Paul Watson, le défenseur radical des baleines et des océans qui lutte contre la pêche illégale, a été arrêté au Groenland et placé en détention jusqu’au 15 août par les autorités danoises dans l’attente de son éventuelle extradition vers le Japon. Une forte mobilisation s’est mise en place pour qu’il soit libéré.

◆ Le choix de la radicalité

Certains l’appellent le Robin ou le justicier des mers, ou encore le Pirate. En tout cas, on peut dire que la vie n’est pas de tout repos pour Paul Watson, âgé aujourd’hui de 73 ans, qui a choisi la radicalité pour préserver la vie et l’équilibre des animaux marins et empêcher la mort de plusieurs milliers d’entre eux aux côtés de multiples équipiers. Certaines de ses actions que d’aucuns jugent agressives, comme éperonner des navires, l’ont amené à se confronter aux autorités et à connaître la prison et la cavale, et à vivre dans plusieurs pays, dont la France.

Défenseur de la nature depuis longtemps, il est passé notamment par Wounded Knee, puis Greenpeace avec qui il a été en désaccord sur les modes d’action militants et dont il a été exclu en 1977, avant de fonder lui-même une ONG, la Sea Shepherd Conservation Society.

Invité par LCI en mai 2015, il expliquait qu’il voulait créer « une organisation qui intervienne et qui ne se contente pas de protester ». « Quand les gens me traitent d’écoterroriste, je leur dis non, je n’ai jamais travaillé pour Monsanto ou BP. Je suis un environnementaliste. Je protège la vie. Je ne prends pas la vie. » Paul Watson déclare avoir recours à la « non-violence agressive. L’idée est d’intervenir de manière agressive sans blesser personne, et nous n’avons jamais blessé personne. »

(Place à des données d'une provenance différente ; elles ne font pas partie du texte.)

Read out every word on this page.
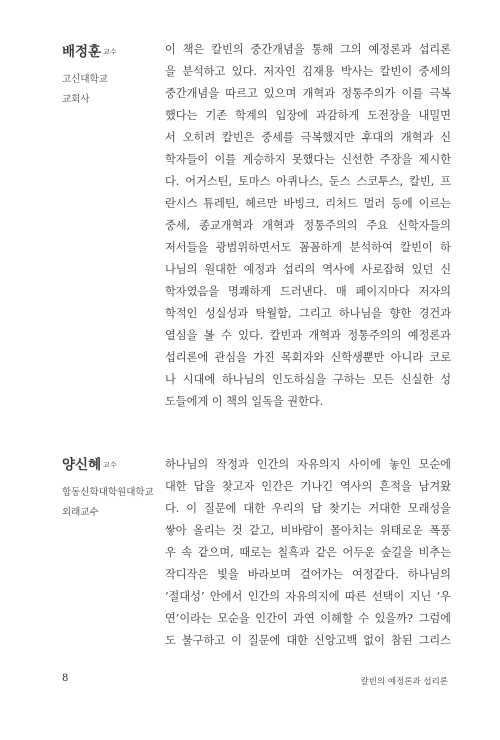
배정훈 교수

고신대학교

교회사

이 책은 칼빈의 중간개념을 통해 그의 예정론과 섭리론
을 분석하고 있다. 저자인 김재용 박사는 칼빈이 중세의
중간개념을 따르고 있으며 개혁과 정통주의가 이를 극복
했다는 기존 학계의 입장에 과감하게 도전장을 내밀면
서 오히려 칼빈은 중세를 극복했지만 후대의 개혁과 신
학자들이 이를 계승하지 못했다는 신선한 주장을 제시한
다. 어거스틴, 토마스 아퀴나스, 둔스 스코투스, 칼빈, 프
란시스 튜레틴, 헤르만 바빙크, 리처드 멀러 등에 이르는
중세, 종교개혁과 개혁과 정통주의의 주요 신학자들의
저서들을 광범위하면서도 꼼꼼하게 분석하여 칼빈이 하
나님의 원대한 예정과 섭리의 역사에 사로잡혀 있던 신
학자였음을 명쾌하게 드러낸다. 매 페이지마다 저자의
학적인 성실성과 탁월함, 그리고 하나님을 향한 경건과
열심을 볼 수 있다. 칼빈과 개혁과 정통주의의 예정론과
섭리론에 관심을 가진 목회자와 신학생뿐만 아니라 코로
나 시대에 하나님의 인도하심을 구하는 모든 신실한 성
도들에게 이 책의 일독을 권한다.
양신혜 교수

합동신학대학원대학교

외래교수

하나님의 작정과 인간의 자유의지 사이에 놓인 모순에
대한 답을 찾고자 인간은 기나긴 역사의 흔적을 남겨왔
다. 이 질문에 대한 우리의 답 찾기는 거대한 모래성을
쌓아 올리는 것 같고, 비바람이 몰아치는 위태로운 폭풍
우 속 같으며, 때로는 칠흑과 같은 어두운 숲길을 비추는
작디작은 빛을 바라보며 걸어가는 여정같다. 하나님의
‘절대성’ 안에서 인간의 자유의지에 따른 선택이 지닌 ‘우
연’이라는 모순을 인간이 과연 이해할 수 있을까? 그럼에
도 불구하고 이 질문에 대한 신앙고백 없이 참된 그리스
8	칼빈의 예정론과 섭리론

En 2022, après des conflits internes, Paul Watson quitte l’antenne américaine de Sea Shepherd mais « reste directeur de Sea Shepherd France et de Sea Shepherd Brésil et a maintenant créé la Fondation Capitaine Paul Watson aux États-Unis, au Canada, en Australie, en Nouvelle-Zélande, en Espagne, en Allemagne, en Irlande et en Italie, car dans tous ces pays, les directeurs de Sea Shepherd sont sous la coupe de Sea Shepherd Global ». En 2023, il créait la fondation Captain Paul Watson qui opère sous le nom de Neptune’s Pirates. La présidente de Sea Shepherd France, Lamya Essemlali, est quant à elle un fervent soutien de Paul Watson depuis de nombreuses années.

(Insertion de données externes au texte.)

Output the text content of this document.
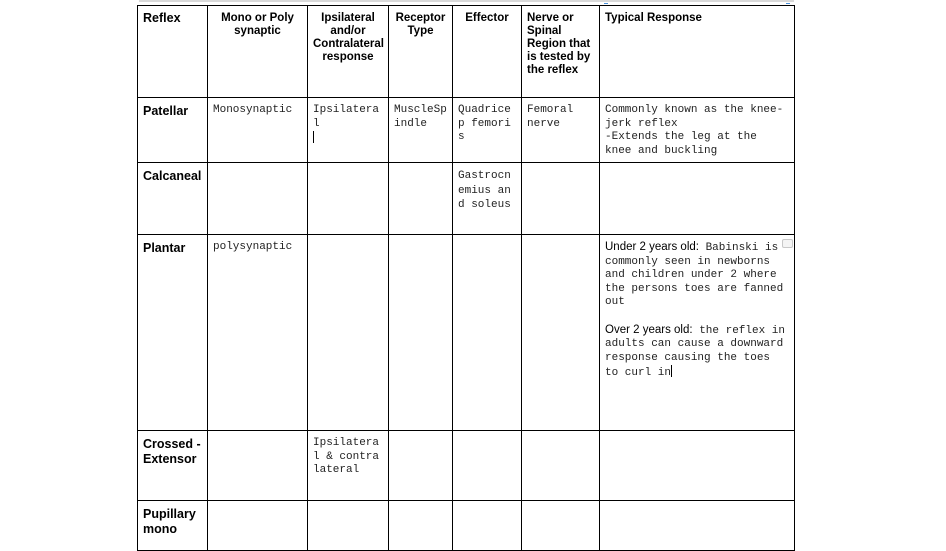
Reflex	Mono or Poly synaptic	Ipsilateral and/or Contralateral response	Receptor Type	Effector	Nerve or Spinal Region that is tested by the reflex	Typical Response
Patellar	Monosynaptic	Ipsilateral	MuscleSpindle	Quadricep femoris	Femoral nerve	Commonly known as the knee-jerk reflex
-Extends the leg at the knee and buckling

Calcaneal				Gastrocnemius and soleus		
Plantar	polysynaptic					Under 2 years old: Babinski is commonly seen in newborns and children under 2 where the persons toes are fanned out
Over 2 years old: the reflex in adults can cause a downward response causing the toes to curl in

Crossed -Extensor		Ipsilateral & contralateral				
Pupillary mono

◆ Une mauvaise surprise juste avant d’agir

Si, depuis 2012, suite à des actions directes contre des baleiniers japonais, le Japon avait lancé un mandat d’arrêt international contre Paul Watson, la notice rouge d’Interpol avait disparu depuis. Est-ce pour cette raison que Paul Watson, qui pouvait se déplacer plus sereinement, avait baissé la garde et ne s’attendait pas à cette arrestation du 21 juillet au Groenland ?. Arrestation arrivant juste au moment où il préparait une nouvelle action pour contrer le nouveau méga-baleinier japonais, le Kangei Maru, qui fait « 113 mètres de long, pèse presque 10 000 tonnes », selon Radio France, et qui, « à lui seul, peut capturer de nombreuses baleines, puis conditionner et stocker à son bord jusqu’à 600 tonnes de viande ». L’objectif de ce navire depuis qu’il a pris le large en mai 2024 suivi de plusieurs bateaux harponneurs : « tuer 200 baleines en huit mois ».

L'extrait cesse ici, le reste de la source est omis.